The second strategy is to practice meditation. Meditation is a great way to focus your mind and relax your body. Find a quiet spot and take some time to sit and focus on your breath.
Finally, exercise is a great way to manage stress and anxiety. Exercise releases endorphins, which can help to reduce stress and anxiety. Go for a walk, do some yoga, or just get out and move.
How to Set Realistic Goals and Expectations
When it comes to overcoming anxiety perfectionism, it's important to set realistic goals and expectations for yourself. Don't expect perfection, and don't put too much pressure on yourself. Instead, focus on achievable goals and manageable tasks.
Start by setting small, achievable goals. Don't focus on completing an entire project in one day. Instead, break it down into smaller chunks and focus on completing one task at a time. Additionally, it's important to give yourself grace. Don't be too hard on yourself if you don't meet your goals.
Finally, it's important to stay organised. Create a to-do list and a deadline calendar to make sure that you are staying on top of your tasks. This will help you stay focused and organised.

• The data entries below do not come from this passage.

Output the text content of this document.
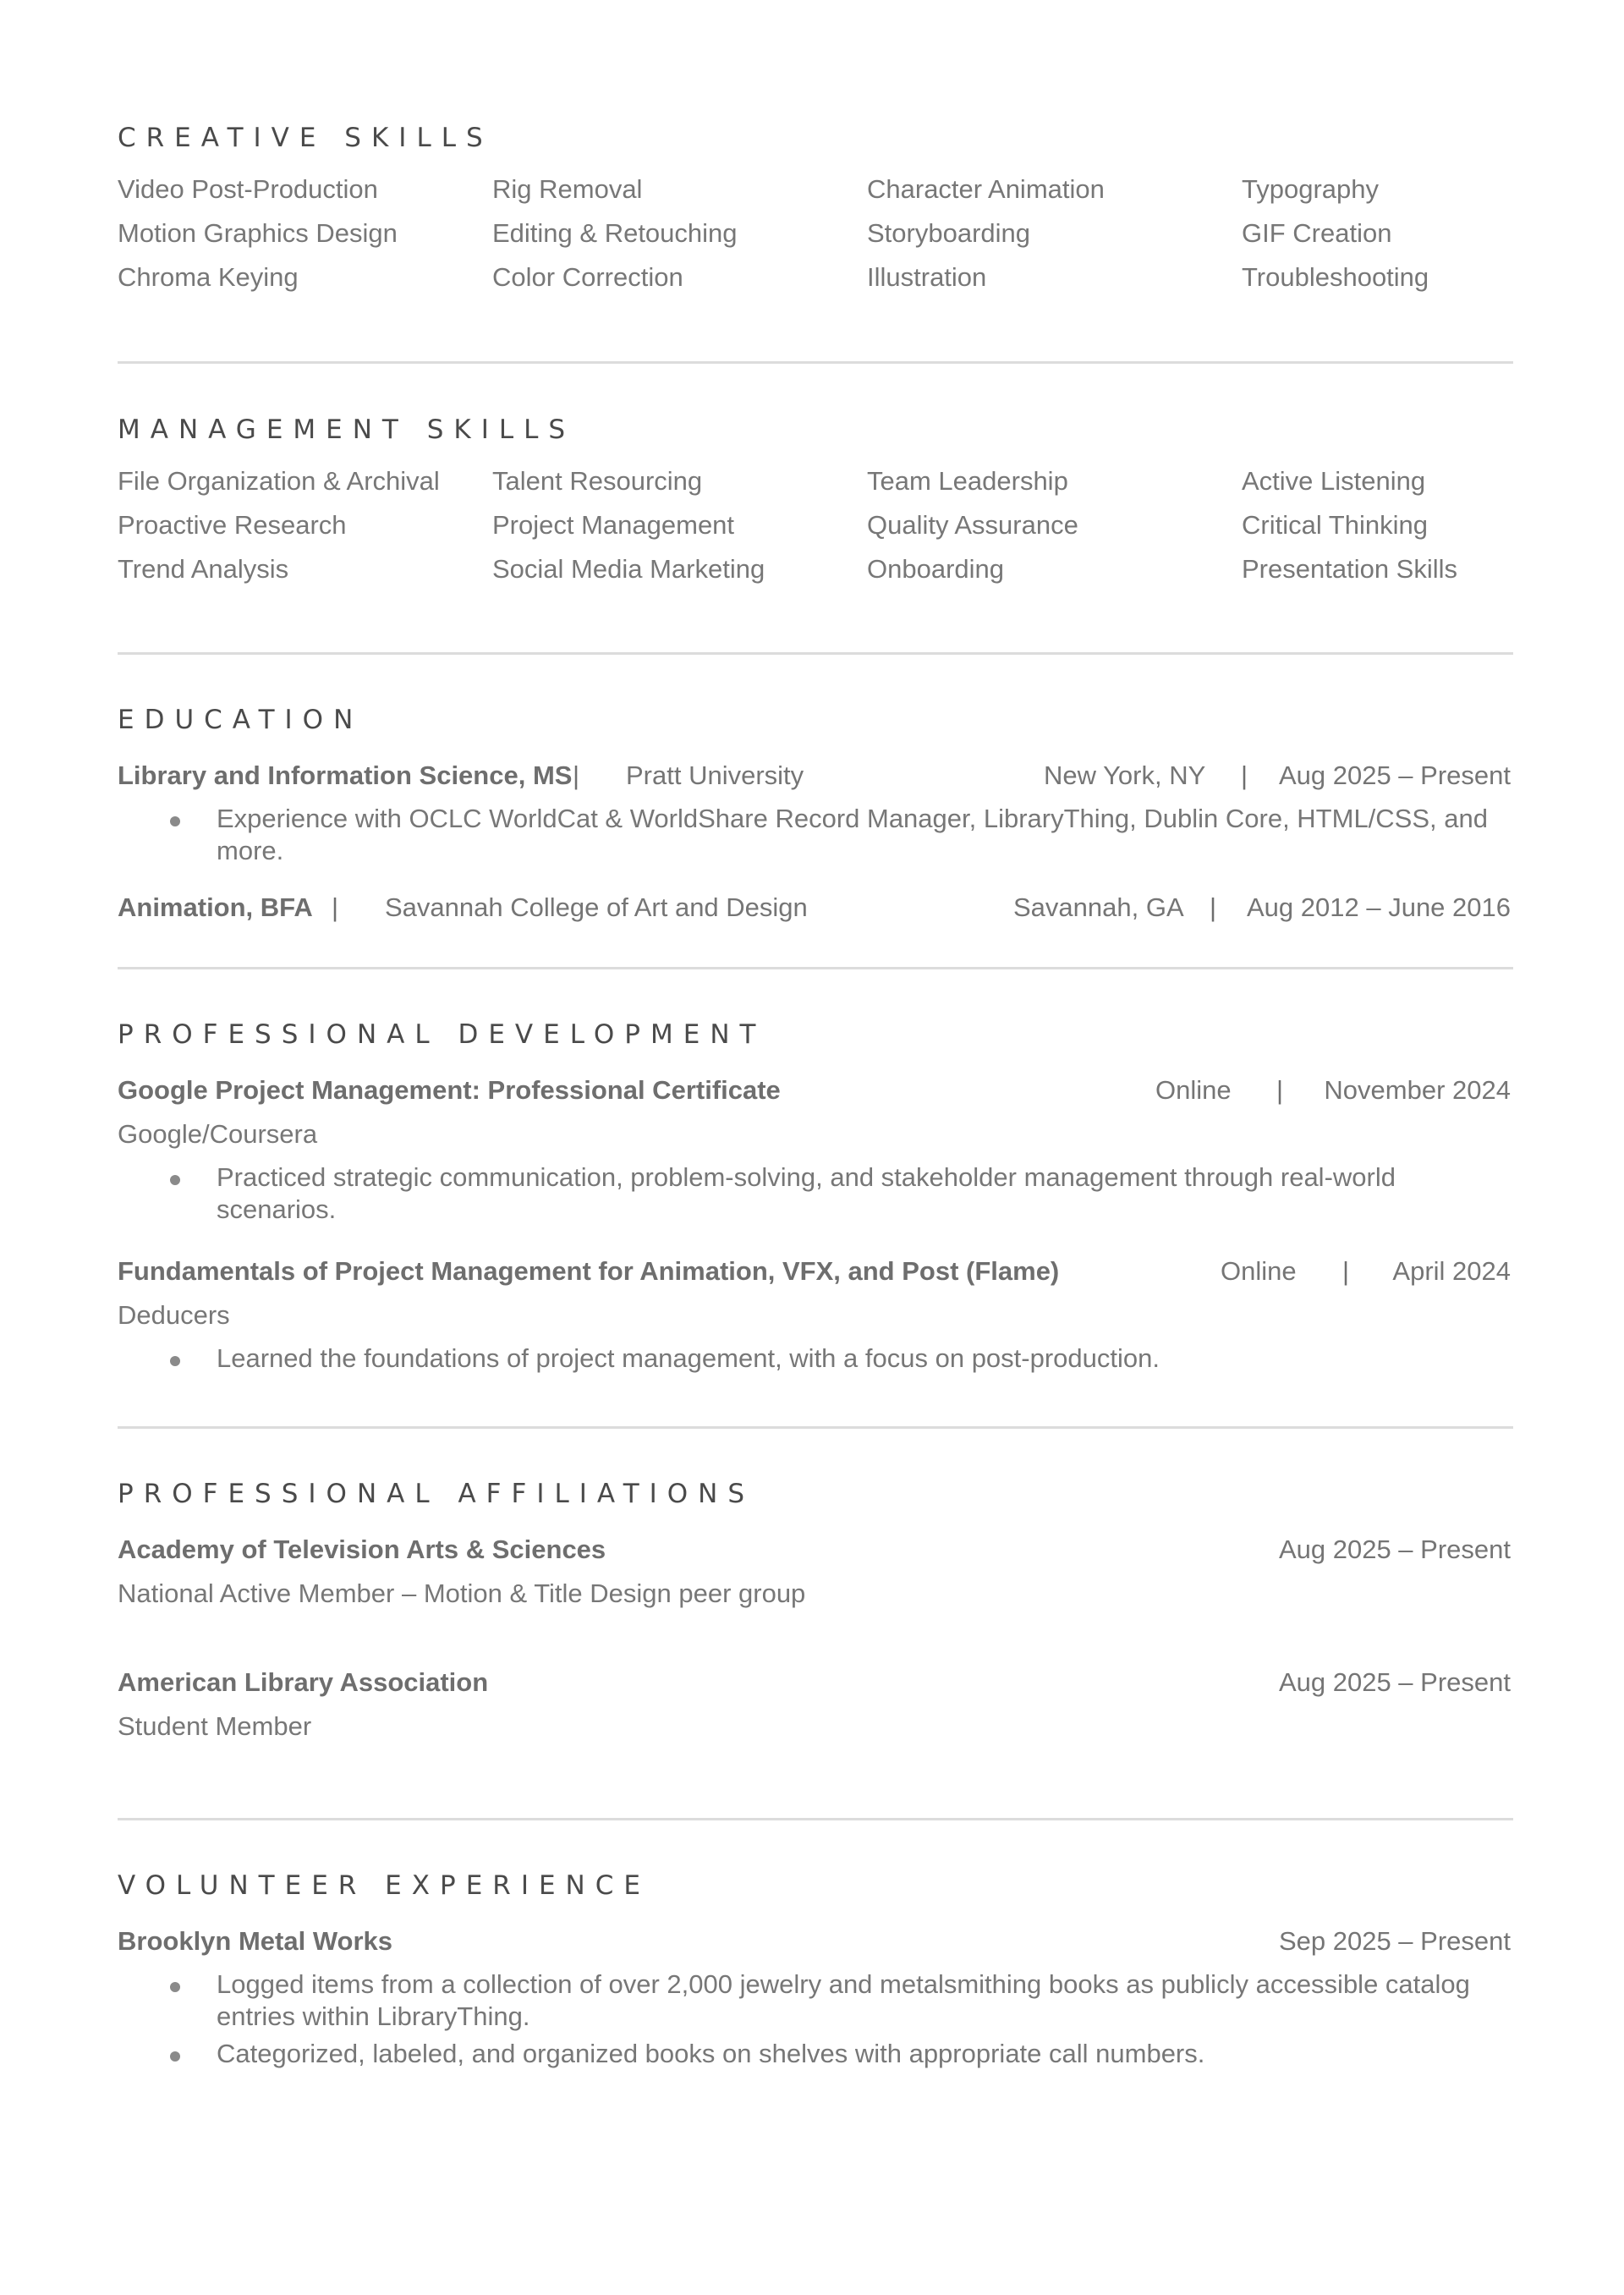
CREATIVE SKILLS
Video Post-Production	Rig Removal	Character Animation	Typography
Motion Graphics Design	Editing & Retouching	Storyboarding	GIF Creation
Chroma Keying	Color Correction	Illustration	Troubleshooting
MANAGEMENT SKILLS
File Organization & Archival	Talent Resourcing	Team Leadership	Active Listening
Proactive Research	Project Management	Quality Assurance	Critical Thinking
Trend Analysis	Social Media Marketing	Onboarding	Presentation Skills
EDUCATION
Library and Information Science, MS | Pratt University	New York, NY | Aug 2025 – Present
Experience with OCLC WorldCat & WorldShare Record Manager, LibraryThing, Dublin Core, HTML/CSS, and more.
Animation, BFA | Savannah College of Art and Design	Savannah, GA | Aug 2012 – June 2016
PROFESSIONAL DEVELOPMENT
Google Project Management: Professional Certificate	Online | November 2024
Google/Coursera
Practiced strategic communication, problem-solving, and stakeholder management through real-world scenarios.
Fundamentals of Project Management for Animation, VFX, and Post (Flame)	Online | April 2024
Deducers
Learned the foundations of project management, with a focus on post-production.
PROFESSIONAL AFFILIATIONS
Academy of Television Arts & Sciences	Aug 2025 – Present
National Active Member – Motion & Title Design peer group
American Library Association	Aug 2025 – Present
Student Member
VOLUNTEER EXPERIENCE
Brooklyn Metal Works	Sep 2025 – Present
Logged items from a collection of over 2,000 jewelry and metalsmithing books as publicly accessible catalog entries within LibraryThing.
Categorized, labeled, and organized books on shelves with appropriate call numbers.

How to Ask for Help When Needed
Sometimes, even with the best of intentions, things can still fall through the cracks. If this happens, it's important to ask for help when needed. Don't be afraid to reach out to your professor or a friend for advice and assistance.
If you are feeling overwhelmed or anxious, it can be helpful to talk to a therapist or counsellor. They can offer advice and support to help you manage your stress and anxiety. Additionally, if you are struggling with a mental health issue, a therapist or counsellor can help you find the best course of action.
Conclusion
Anxiety perfectionism can be a major source of stress and anxiety for college students. It's important to recognise the signs of anxiety perfectionism, understand what causes it, and know how to overcome it. The tips in this blog post can help you create a deadline calendar, set realistic goals and expectations, and practice DIY strategies to manage stress and anxiety. Finally, remember to ask for help when needed. If you are feeling overwhelmed or anxious, don't be afraid to reach out for help.